The Supreme Court on Friday dismissed the petition of a US researcher challenging the Delhi High Court verdict acquitting Peepli Live director Mahmood Farooqui in a 2015 alleged rape case.
The apex court rejected the plea filed by the 30-year-old woman, saying it would not interfere with the high court’s “well-written judgement”.
“We are not satisfied. We will not interfere with the high court verdict. It is a well-written judgement,” the bench comprising Justices S A Bobde and L Nageswara Rao said.
During the hearing, the woman’s counsel told the bench that a new argument of alleged consensual relation was advanced by Farooqui’s lawyer before the high court and claimed that this issue was not raised before the lower court during the trial.
The Supreme Court bench, however, observed that it was not a case where strangers came, met and did something as both Farooqui and the woman were known to each other. “This is a very hard case. We would like to say that it has been decided extremely well (by the high court),” the top court said.
When the woman’s counsel said the issue was whether there was any consent, the bench observed that there appeared to be a “positive response” which according to her was faked by her. “People give false smiles. How would the other person know that it’s a false response? This is very difficult to understand,” the bench said, adding, “she appeared to have responded in a positive manner”.
When the petitioner’s counsel referred to the email conversation between the woman and Farooqui, the apex court said the record reflects that they were good friends. The bench also referred to one of the communications between them and asked whether she had said “I love you” to Farooqui in one of the emails after the alleged incident.
“How many rape cases you have gone through where the prosecutrix (woman) has said I love you to the alleged accused much after the alleged incident,” the bench asked the counsel and also posed several other queries including how many times the woman had visited Farooqui and had drinks together.
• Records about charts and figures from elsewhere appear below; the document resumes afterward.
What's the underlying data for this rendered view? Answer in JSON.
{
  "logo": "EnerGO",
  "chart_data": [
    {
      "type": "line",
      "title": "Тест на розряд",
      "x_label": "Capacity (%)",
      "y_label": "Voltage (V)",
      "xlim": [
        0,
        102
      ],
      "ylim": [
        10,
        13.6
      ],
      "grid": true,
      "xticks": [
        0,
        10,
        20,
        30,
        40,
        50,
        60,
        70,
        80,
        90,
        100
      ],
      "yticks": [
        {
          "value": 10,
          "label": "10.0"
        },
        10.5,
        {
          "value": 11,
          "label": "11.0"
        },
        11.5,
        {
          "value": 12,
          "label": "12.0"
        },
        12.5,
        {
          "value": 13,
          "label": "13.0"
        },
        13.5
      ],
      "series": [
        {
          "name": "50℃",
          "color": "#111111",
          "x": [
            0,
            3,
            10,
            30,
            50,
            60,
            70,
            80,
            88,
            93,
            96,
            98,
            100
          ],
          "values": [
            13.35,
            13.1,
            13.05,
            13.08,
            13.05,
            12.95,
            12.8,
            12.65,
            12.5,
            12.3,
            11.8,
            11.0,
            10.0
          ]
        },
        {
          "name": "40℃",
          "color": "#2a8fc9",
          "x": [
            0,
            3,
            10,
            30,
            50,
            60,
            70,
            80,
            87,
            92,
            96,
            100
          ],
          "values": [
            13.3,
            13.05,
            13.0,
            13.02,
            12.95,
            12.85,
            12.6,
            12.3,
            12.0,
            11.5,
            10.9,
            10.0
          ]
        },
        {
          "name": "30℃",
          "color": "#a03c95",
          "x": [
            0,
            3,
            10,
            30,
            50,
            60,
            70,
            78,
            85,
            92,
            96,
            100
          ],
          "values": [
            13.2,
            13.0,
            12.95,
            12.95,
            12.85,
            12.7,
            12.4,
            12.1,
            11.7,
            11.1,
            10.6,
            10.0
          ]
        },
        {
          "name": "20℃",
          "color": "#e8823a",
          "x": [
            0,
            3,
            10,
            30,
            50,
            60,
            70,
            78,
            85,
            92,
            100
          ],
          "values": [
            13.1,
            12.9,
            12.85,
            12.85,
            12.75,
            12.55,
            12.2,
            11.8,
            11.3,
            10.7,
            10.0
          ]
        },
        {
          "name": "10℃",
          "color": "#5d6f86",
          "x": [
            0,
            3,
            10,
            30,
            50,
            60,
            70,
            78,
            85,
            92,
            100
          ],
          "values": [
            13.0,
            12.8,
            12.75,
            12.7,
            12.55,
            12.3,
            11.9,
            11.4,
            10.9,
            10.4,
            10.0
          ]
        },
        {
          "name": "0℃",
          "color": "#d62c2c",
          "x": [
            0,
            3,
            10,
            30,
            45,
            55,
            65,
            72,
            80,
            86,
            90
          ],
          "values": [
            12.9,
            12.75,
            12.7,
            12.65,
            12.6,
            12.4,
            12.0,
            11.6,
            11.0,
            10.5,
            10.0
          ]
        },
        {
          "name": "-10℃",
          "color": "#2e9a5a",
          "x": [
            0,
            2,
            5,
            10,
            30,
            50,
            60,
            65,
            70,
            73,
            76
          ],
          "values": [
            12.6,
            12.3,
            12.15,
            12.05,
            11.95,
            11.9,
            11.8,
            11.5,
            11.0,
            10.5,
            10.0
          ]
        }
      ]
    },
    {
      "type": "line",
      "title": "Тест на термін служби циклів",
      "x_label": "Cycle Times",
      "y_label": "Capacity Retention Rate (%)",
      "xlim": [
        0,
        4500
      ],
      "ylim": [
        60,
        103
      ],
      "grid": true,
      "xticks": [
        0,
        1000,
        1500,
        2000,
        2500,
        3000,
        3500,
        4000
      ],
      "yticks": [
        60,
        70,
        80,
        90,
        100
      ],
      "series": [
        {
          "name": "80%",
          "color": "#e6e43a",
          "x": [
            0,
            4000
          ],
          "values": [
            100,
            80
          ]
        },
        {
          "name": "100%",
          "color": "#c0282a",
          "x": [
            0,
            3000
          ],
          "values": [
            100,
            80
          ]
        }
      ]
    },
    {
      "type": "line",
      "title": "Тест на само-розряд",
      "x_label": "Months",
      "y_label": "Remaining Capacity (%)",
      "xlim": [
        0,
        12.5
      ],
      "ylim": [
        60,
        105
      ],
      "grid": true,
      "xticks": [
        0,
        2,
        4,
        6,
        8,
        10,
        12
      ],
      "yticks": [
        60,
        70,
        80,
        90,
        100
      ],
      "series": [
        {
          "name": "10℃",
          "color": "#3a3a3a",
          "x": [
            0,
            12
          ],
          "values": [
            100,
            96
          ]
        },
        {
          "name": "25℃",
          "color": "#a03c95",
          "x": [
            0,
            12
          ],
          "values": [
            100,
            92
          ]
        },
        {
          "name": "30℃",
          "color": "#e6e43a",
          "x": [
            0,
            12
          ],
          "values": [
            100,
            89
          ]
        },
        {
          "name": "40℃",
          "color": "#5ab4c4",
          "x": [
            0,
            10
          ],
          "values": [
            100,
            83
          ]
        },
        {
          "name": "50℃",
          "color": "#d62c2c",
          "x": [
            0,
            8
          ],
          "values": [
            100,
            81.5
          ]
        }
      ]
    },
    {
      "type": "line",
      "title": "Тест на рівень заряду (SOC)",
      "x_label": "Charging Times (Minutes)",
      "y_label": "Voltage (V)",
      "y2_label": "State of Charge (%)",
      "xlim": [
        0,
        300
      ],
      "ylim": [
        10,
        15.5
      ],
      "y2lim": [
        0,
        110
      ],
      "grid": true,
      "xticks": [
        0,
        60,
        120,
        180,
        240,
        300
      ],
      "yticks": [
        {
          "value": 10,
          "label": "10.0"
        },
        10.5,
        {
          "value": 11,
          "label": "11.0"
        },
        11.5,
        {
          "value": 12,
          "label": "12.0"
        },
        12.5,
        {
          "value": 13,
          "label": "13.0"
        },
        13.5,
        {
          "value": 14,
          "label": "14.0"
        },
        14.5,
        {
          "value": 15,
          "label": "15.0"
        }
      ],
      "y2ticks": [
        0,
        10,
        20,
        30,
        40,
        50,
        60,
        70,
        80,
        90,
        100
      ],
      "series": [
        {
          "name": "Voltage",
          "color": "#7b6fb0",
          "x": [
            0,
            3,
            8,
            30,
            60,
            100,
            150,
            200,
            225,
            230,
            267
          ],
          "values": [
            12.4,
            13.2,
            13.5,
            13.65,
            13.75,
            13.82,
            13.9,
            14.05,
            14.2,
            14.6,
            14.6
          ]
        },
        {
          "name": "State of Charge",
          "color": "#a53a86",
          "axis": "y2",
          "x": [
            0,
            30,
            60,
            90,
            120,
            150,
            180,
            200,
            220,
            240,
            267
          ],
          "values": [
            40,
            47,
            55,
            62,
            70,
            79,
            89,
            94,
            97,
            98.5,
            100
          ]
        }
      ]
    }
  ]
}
The bench was not satisfied with the answers given by the counsel and dismissed the plea, saying no question of law was involved in the matter.
The Delhi High Court had, in September last year, acquitted Farooqui by giving him the “benefit of the doubt”. By doing so, the court had set aside a trial court order sentencing him to seven years in jail for the alleged offence. “It remains in doubt whether such an incident, as has been narrated… took place, and if at all it had taken place, it was without the consent/will of the prosecutrix (the woman), and if it was without the consent. whether the appellant (Farooqui) could discern/understand the same,” Justice Ashutosh Kumar had said while acquitting Farooqui.
The judgment had also stated that “No” might not always mean no and that there were examples of “woman’s behaviour (where)… a feeble ‘no’ may mean a ‘yes’,” in cases of past intimacy.
An FIR had been registered against the director on June 19, 2015 based on the complaint of the woman, a research scholar from a US-based university, following which he was arrested. She had alleged that Farooqui had raped her on March 28, 2015, at his Delhi’s Sukhdev Vihar residence. The trial in the case began on September 9, 2015 and Farooqui was convicted of rape on July 30, 2016. He then filed an appeal in the Delhi High Court against the order.
The trial court had said the testimony of the woman was “truthful and credible and can be relied upon as being of sterling worth for the purpose of conviction of the accused”.